Spring Espresso in York, England has no Wifi. Everyone seems content and the owner is happy because customers keep returning.

I love coffee houses—all stripes and sizes—and I’m lucky to live in a city that encourages the opening of new coffee cafes with fond regularity.

When a new place open I try to patronize it as often as I can; order coffee with a bear claw and read a book, magazine or a newspaper. 

But the moment I go to a café and all the tables are taken by the wannabe writers taking up space with their computers, that’s the day I go elsewhere.

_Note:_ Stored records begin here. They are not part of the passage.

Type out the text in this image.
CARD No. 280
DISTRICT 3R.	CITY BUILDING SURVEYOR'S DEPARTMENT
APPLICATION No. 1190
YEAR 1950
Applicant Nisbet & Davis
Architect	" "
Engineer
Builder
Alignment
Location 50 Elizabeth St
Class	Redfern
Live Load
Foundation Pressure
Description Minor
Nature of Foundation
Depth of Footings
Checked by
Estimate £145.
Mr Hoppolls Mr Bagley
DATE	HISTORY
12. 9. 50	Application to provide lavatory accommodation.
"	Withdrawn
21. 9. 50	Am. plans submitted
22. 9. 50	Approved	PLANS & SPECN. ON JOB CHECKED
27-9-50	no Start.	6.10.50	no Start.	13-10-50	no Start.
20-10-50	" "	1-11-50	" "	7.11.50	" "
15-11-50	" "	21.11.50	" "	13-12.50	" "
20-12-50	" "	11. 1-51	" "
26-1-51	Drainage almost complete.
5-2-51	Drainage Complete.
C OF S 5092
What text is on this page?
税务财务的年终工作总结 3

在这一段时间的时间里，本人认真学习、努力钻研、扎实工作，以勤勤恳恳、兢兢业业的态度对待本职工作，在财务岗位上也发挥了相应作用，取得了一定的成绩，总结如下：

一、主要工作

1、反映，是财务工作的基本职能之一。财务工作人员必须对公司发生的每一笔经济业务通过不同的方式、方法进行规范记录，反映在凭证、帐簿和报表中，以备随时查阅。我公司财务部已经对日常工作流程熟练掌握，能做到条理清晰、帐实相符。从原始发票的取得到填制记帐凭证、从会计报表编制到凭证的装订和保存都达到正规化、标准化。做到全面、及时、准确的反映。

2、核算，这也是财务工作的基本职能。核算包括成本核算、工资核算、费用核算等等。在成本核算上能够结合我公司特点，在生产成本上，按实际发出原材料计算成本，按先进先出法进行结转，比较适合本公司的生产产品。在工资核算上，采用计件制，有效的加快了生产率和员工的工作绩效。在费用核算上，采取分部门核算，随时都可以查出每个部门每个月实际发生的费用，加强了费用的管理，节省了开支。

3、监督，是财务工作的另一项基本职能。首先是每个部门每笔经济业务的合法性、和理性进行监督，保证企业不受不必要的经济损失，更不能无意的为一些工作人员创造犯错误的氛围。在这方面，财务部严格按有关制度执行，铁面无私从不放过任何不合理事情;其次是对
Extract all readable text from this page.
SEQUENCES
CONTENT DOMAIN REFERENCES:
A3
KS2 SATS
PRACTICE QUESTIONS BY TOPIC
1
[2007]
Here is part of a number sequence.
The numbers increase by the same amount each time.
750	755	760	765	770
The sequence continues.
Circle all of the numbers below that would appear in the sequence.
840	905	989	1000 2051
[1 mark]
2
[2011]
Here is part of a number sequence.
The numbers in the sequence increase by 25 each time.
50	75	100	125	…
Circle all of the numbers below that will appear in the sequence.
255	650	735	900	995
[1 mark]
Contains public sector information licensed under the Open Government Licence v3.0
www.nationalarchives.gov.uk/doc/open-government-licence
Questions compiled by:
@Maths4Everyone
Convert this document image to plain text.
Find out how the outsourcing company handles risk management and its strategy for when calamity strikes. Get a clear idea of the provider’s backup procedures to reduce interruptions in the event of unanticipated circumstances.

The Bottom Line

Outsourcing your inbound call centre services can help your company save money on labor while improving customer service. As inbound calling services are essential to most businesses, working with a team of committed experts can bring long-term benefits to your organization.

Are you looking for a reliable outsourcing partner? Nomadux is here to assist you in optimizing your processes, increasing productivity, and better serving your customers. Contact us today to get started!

The wannabes sit on the tables like crows on a farmer’s fence.  They leave no room for the genuine coffee drinkers.  I feel sorry for the coffee house owners but if they don’t care why should I.

Lately, some coffee house owners are limiting the number of tables the wannabes can sit at and others limit the perch time.

Owners might charge $5 per hour to rent a table and you sign in at the register for the privilege.

I’ve discovered I’m not alone in my distain.  The following is an essay written a few years ago on banning wifi from coffee houses.   It appeared in the October 2013 issue of The Club Magazine, the inflight publication for British Airways:


GUEST BLOG / By Dr. Mariann Hardey, a social media professional, academic and university lecturer.

“I am writing this from Spring Espresso in York, the best independent coffee shop in England. I am one of only two customers with a laptop and triumphantly celebrate this observation. The other customers are doing what you are supposed to do in coffee shops. Drink coffee.

"Two years ago when it opened I told the owner of this place not to have Wi-Fi. Why? Because it only attracts people like me - people who come, sit all day and sit there until closing time while their espresso dregs petrify at the bottom of the cup.

Dr. Hardey
"As seasoned travellers you and I can agree on the critical importance of digital information exchanges. We demand it: everywhere.

"But look at it from the café's viewpoint. They want footfall. Wi-Fi encourages it. But it's the wrong kind of footfall.

"My chosen area of research is the ubiquity of digital technology. You would think that I would applaud Wi-Fi in every setting.

"I don't.

"I see open access as a serious threat to the character of places that are designed to be social - 'social' in the old sense of human beings meeting other human beings, as opposed to a neutral space where you get to access Facebook.

"Our sense of being in the moment leaves us as our consciousness flit around cyberspace. If you are in York, be in York. You don't need Google to locate yourself. You already have state of the art 3-D, multi-sensory equipment: eyes, ears, hands, noses, and brains.

"So how has this radical idea - no Wi-Fi - worked for Spring Espresso? You do hear people voice their outrage. Then, slowly, they appreciate the ambience, the setting and the coffee: and they return. These are unique things. Anyone can have Wi-Fi."